Embora nunca tivesse trabalhado nessa área, Claudia se credenciou para o posto por qualidades que vão muito além das habilidades técnicas: fala diversos idiomas, canta e toca piano (o que, para os consultores, demonstrou uma versatilidade fundamental para quem terá de procurar novos negócios). “Percebemos que valores e personalidade são as questões mais importantes”, diz Pestana. “Os macetes do cargo se aprendem mais facilmente.”
Uma das características que passaram a ser preponderantes no perfil de todos os cargos é a humildade — também graças a Jim Collins, que define como modelo de eficiência o chamado líder nível 5. “São pessoas que se preocupam com o sucesso da empresa, e não com sua própria riqueza ou renome pessoal”, diz Collins no livro Empresas Feitas para Vencer.

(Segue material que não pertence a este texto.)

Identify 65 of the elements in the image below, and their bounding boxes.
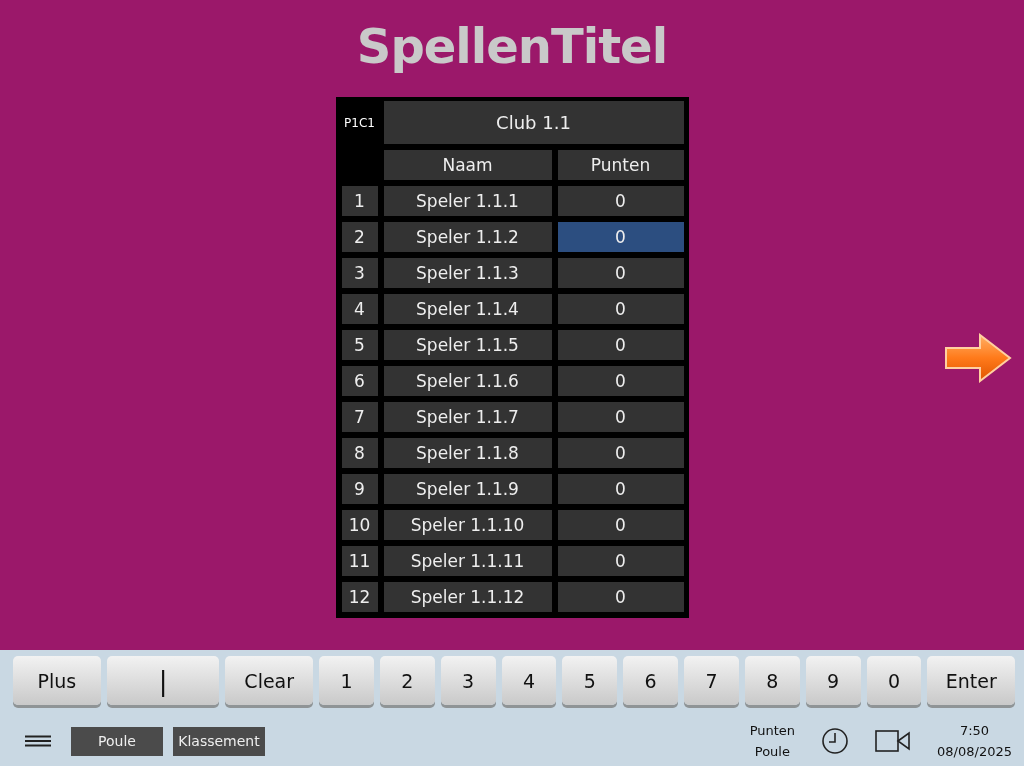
clock-icon[interactable] (821, 727, 850, 755)
player-name-cell: Speler 1.1.9 (383, 474, 552, 504)
digit-key[interactable]: 0 (866, 656, 922, 705)
player-name-cell: Speler 1.1.5 (383, 330, 552, 360)
mode-label: Poule (754, 744, 790, 759)
row-number: 8 (341, 438, 378, 468)
row-number: 9 (341, 474, 378, 504)
row-number: 11 (341, 546, 378, 576)
row-number: 2 (341, 222, 378, 252)
mode-label: Punten (749, 723, 796, 738)
digit-key[interactable]: 2 (379, 656, 435, 705)
digit-key[interactable]: 1 (319, 656, 374, 705)
player-name-cell: Speler 1.1.4 (383, 294, 552, 324)
clock-time: 7:50 (959, 723, 990, 738)
digit-key[interactable]: 8 (744, 656, 800, 705)
row-number: 1 (341, 186, 378, 216)
points-cell[interactable]: 0 (557, 258, 684, 288)
column-header: Naam (383, 150, 552, 180)
menu-icon[interactable] (25, 735, 51, 747)
column-header: Punten (557, 150, 684, 180)
game-title: SpellenTitel (356, 17, 668, 76)
digit-key[interactable]: 5 (562, 656, 618, 705)
entry-field[interactable]: | (106, 656, 220, 705)
points-cell[interactable]: 0 (557, 402, 684, 432)
points-cell[interactable]: 0 (557, 294, 684, 324)
player-name-cell: Speler 1.1.7 (383, 402, 552, 432)
next-arrow-icon[interactable] (944, 332, 1012, 383)
points-cell[interactable]: 0 (557, 222, 684, 252)
points-cell[interactable]: 0 (557, 582, 684, 612)
row-number: 12 (341, 582, 378, 612)
points-cell[interactable]: 0 (557, 438, 684, 468)
digit-key[interactable]: 3 (440, 656, 496, 705)
view-tab[interactable]: Poule (71, 726, 163, 756)
player-name-cell: Speler 1.1.6 (383, 366, 552, 396)
points-cell[interactable]: 0 (557, 186, 684, 216)
player-name-cell: Speler 1.1.11 (383, 546, 552, 576)
keypad-key[interactable]: Clear (225, 656, 314, 705)
row-number: 7 (341, 402, 378, 432)
player-name-cell: Speler 1.1.2 (383, 222, 552, 252)
row-number: 6 (341, 366, 378, 396)
row-number: 5 (341, 330, 378, 360)
points-cell[interactable]: 0 (557, 330, 684, 360)
player-name-cell: Speler 1.1.8 (383, 438, 552, 468)
player-name-cell: Speler 1.1.12 (383, 582, 552, 612)
row-number: 3 (341, 258, 378, 288)
points-cell[interactable]: 0 (557, 510, 684, 540)
row-number: 10 (341, 510, 378, 540)
keypad-key[interactable]: Plus (13, 656, 101, 705)
digit-key[interactable]: 7 (684, 656, 739, 705)
player-name-cell: Speler 1.1.10 (383, 510, 552, 540)
digit-key[interactable]: 9 (805, 656, 861, 705)
player-name-cell: Speler 1.1.1 (383, 186, 552, 216)
player-name-cell: Speler 1.1.3 (383, 258, 552, 288)
club-header: Club 1.1 (383, 101, 684, 144)
date-label: 08/08/2025 (937, 744, 1012, 759)
points-cell[interactable]: 0 (557, 474, 684, 504)
row-number: 4 (341, 294, 378, 324)
video-camera-icon[interactable] (875, 729, 912, 753)
digit-key[interactable]: 4 (501, 656, 557, 705)
keypad-key[interactable]: Enter (927, 656, 1016, 705)
points-cell[interactable]: 0 (557, 366, 684, 396)
digit-key[interactable]: 6 (623, 656, 679, 705)
view-tab[interactable]: Klassement (173, 726, 265, 756)
points-cell[interactable]: 0 (557, 546, 684, 576)
group-code: P1C1 (343, 114, 376, 132)
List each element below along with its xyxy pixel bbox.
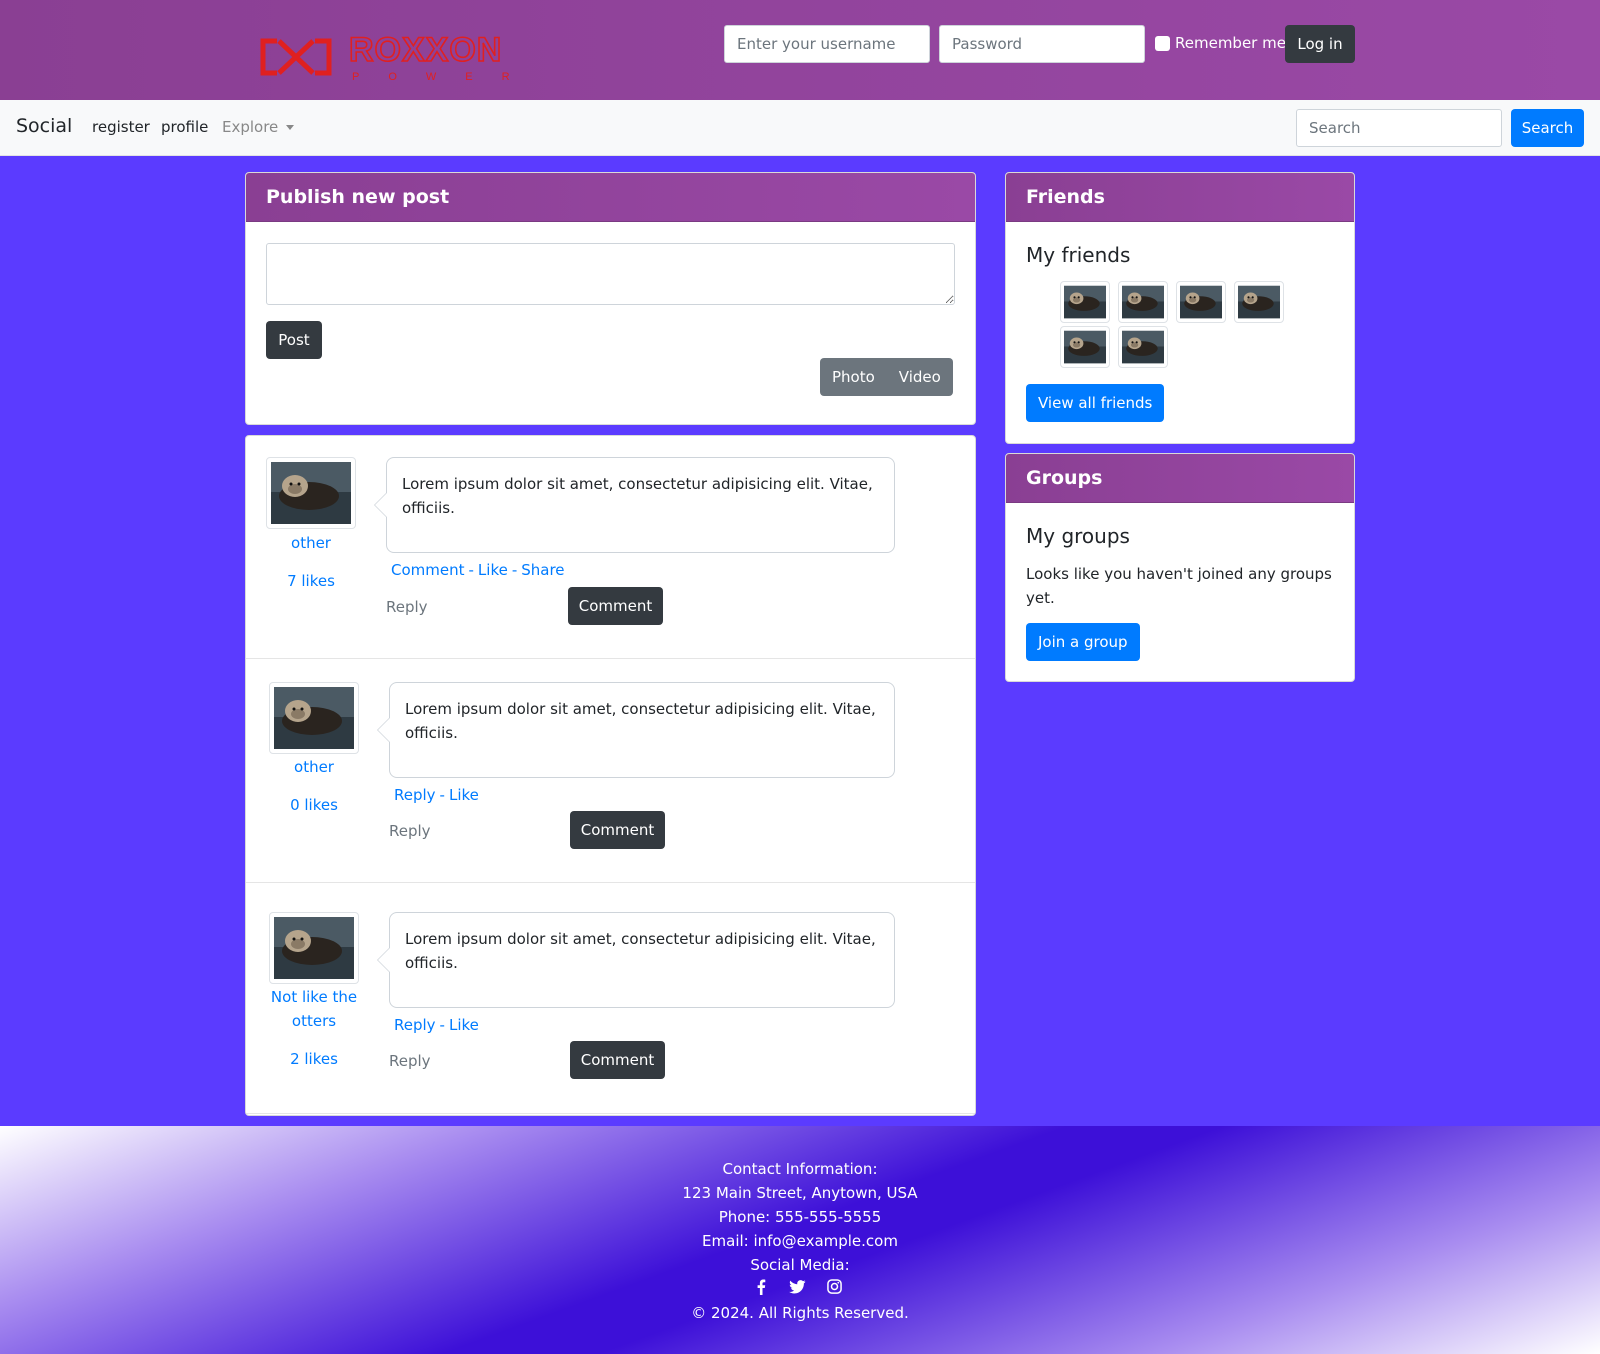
groups-card-title: Groups (1006, 454, 1354, 503)
search-button[interactable]: Search (1511, 109, 1584, 147)
post-action-like[interactable]: Like (478, 561, 508, 579)
reply-label[interactable]: Reply (389, 1052, 431, 1070)
nav-explore-dropdown[interactable]: Explore (222, 118, 295, 136)
media-button-group: Photo Video (820, 358, 953, 396)
publish-card: Publish new post Post Photo Video (245, 172, 976, 425)
post-action-comment[interactable]: Comment (391, 561, 465, 579)
footer-address: 123 Main Street, Anytown, USA (682, 1184, 918, 1202)
twitter-icon[interactable] (789, 1278, 806, 1295)
reply-label[interactable]: Reply (386, 598, 428, 616)
join-group-button[interactable]: Join a group (1026, 623, 1140, 661)
groups-empty-text: Looks like you haven't joined any groups… (1026, 565, 1332, 607)
post-text: Lorem ipsum dolor sit amet, consectetur … (377, 682, 895, 778)
post-action-like[interactable]: Like (449, 786, 479, 804)
friends-card-title: Friends (1006, 173, 1354, 222)
post-likes-link[interactable]: 7 likes (266, 572, 356, 590)
post-author-link[interactable]: other (266, 531, 356, 555)
footer-copyright: © 2024. All Rights Reserved. (691, 1304, 909, 1322)
roxxon-logo: ROXXON POWER (260, 33, 537, 83)
password-input[interactable] (939, 25, 1145, 63)
friend-avatar[interactable] (1060, 281, 1110, 323)
comment-button[interactable]: Comment (570, 811, 665, 849)
post-text: Lorem ipsum dolor sit amet, consectetur … (374, 457, 895, 553)
photo-button[interactable]: Photo (820, 358, 887, 396)
footer-contact-title: Contact Information: (722, 1160, 878, 1178)
comment-button[interactable]: Comment (568, 587, 663, 625)
friend-avatar[interactable] (1118, 281, 1168, 323)
post-avatar[interactable] (266, 457, 356, 529)
publish-card-title: Publish new post (246, 173, 975, 222)
otter-photo-icon (274, 917, 354, 979)
reply-label[interactable]: Reply (389, 822, 431, 840)
navbar: Social register profile Explore Search (0, 100, 1600, 156)
post-item: Not like the otters 2 likes Lorem ipsum … (246, 889, 975, 1114)
friends-card: Friends My friends View all friends (1005, 172, 1355, 444)
nav-register-link[interactable]: register (92, 118, 150, 136)
post-action-reply[interactable]: Reply (394, 786, 436, 804)
post-actions: Comment - Like - Share (391, 561, 565, 579)
post-item: other 0 likes Lorem ipsum dolor sit amet… (246, 659, 975, 883)
instagram-icon[interactable] (826, 1278, 843, 1295)
new-post-textarea[interactable] (266, 243, 955, 305)
top-header: ROXXON POWER Remember me Log in (0, 0, 1600, 100)
post-item: other 7 likes Lorem ipsum dolor sit amet… (246, 436, 975, 659)
friend-avatar[interactable] (1176, 281, 1226, 323)
svg-text:POWER: POWER (352, 71, 537, 83)
search-input[interactable] (1296, 109, 1502, 147)
comment-button[interactable]: Comment (570, 1041, 665, 1079)
friend-avatar[interactable] (1060, 326, 1110, 368)
navbar-brand[interactable]: Social (16, 115, 72, 137)
video-button[interactable]: Video (886, 358, 953, 396)
footer-phone: Phone: 555-555-5555 (718, 1208, 882, 1226)
remember-me[interactable]: Remember me (1155, 34, 1286, 52)
otter-photo-icon (274, 687, 354, 749)
friend-avatar[interactable] (1118, 326, 1168, 368)
post-avatar[interactable] (269, 912, 359, 984)
remember-me-checkbox[interactable] (1155, 35, 1170, 51)
post-likes-link[interactable]: 0 likes (269, 796, 359, 814)
login-button[interactable]: Log in (1285, 25, 1355, 63)
footer-email: Email: info@example.com (702, 1232, 898, 1250)
caret-down-icon (286, 124, 295, 130)
post-action-like[interactable]: Like (449, 1016, 479, 1034)
groups-card: Groups My groups Looks like you haven't … (1005, 453, 1355, 682)
footer: Contact Information: 123 Main Street, An… (0, 1126, 1600, 1354)
post-button[interactable]: Post (266, 321, 322, 359)
post-feed: other 7 likes Lorem ipsum dolor sit amet… (245, 435, 976, 1116)
explore-label: Explore (222, 118, 279, 136)
view-all-friends-button[interactable]: View all friends (1026, 384, 1165, 422)
post-action-reply[interactable]: Reply (394, 1016, 436, 1034)
post-actions: Reply - Like (394, 786, 479, 804)
otter-photo-icon (271, 462, 351, 524)
svg-text:ROXXON: ROXXON (349, 33, 502, 69)
post-author-link[interactable]: other (269, 755, 359, 779)
my-groups-heading: My groups (1026, 524, 1130, 548)
social-icons (752, 1278, 843, 1295)
post-text: Lorem ipsum dolor sit amet, consectetur … (377, 912, 895, 1008)
post-action-share[interactable]: Share (521, 561, 564, 579)
friend-avatar[interactable] (1234, 281, 1284, 323)
post-author-link[interactable]: Not like the otters (269, 985, 359, 1033)
my-friends-heading: My friends (1026, 243, 1131, 267)
nav-profile-link[interactable]: profile (161, 118, 208, 136)
username-input[interactable] (724, 25, 930, 63)
post-likes-link[interactable]: 2 likes (269, 1050, 359, 1068)
facebook-icon[interactable] (752, 1278, 769, 1295)
post-avatar[interactable] (269, 682, 359, 754)
post-actions: Reply - Like (394, 1016, 479, 1034)
footer-social-title: Social Media: (750, 1256, 850, 1274)
remember-me-label: Remember me (1175, 34, 1286, 52)
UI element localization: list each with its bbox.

Para mostrar que a humildade vai ser de fato valorizada, o Pão de Açúcar alterou o sistema de remuneração dos executivos. Os planos de opções de ações — que pagam os benefícios apenas depois de três anos — ganharam peso. Em 2009, representavam apenas 10% da remuneração variável. Agora, a parcela chega a 50% (ou até nove salários extras por ano).
“Não queremos pessoas que pensem apenas no hoje e contaminem o ambiente com ambição desmedida”, diz Sylvia Leão, que trocou a área de hipermercados pela de gente e gestão.
Em novembro, os diretores do Pão de Açúcar voltaram a encontrar Jim Collins numa palestra para 400 funcionários na sede da companhia, em São Paulo. Collins chegou de helicóptero e falou por cerca de 2 horas.
A ideia era fazer com que mais gente se familiarizasse com suas teorias, que passarão a reger as promoções de todos os cargos de gerência daqui para a frente. Em novembro, o Pão de Açúcar concluiu a avaliação dos 1 200 gerentes da rede.
Com o resultado dos perfis em mãos, todos serão considerados para promoções à medida que as vagas forem abertas, mesmo que em áreas completamente diferentes daquelas em que trabalham. “Nosso maior desafio vai ser fazer o sistema funcionar na base”, diz Pestana. “As trocas entre as áreas vão virar parte do dia a dia.”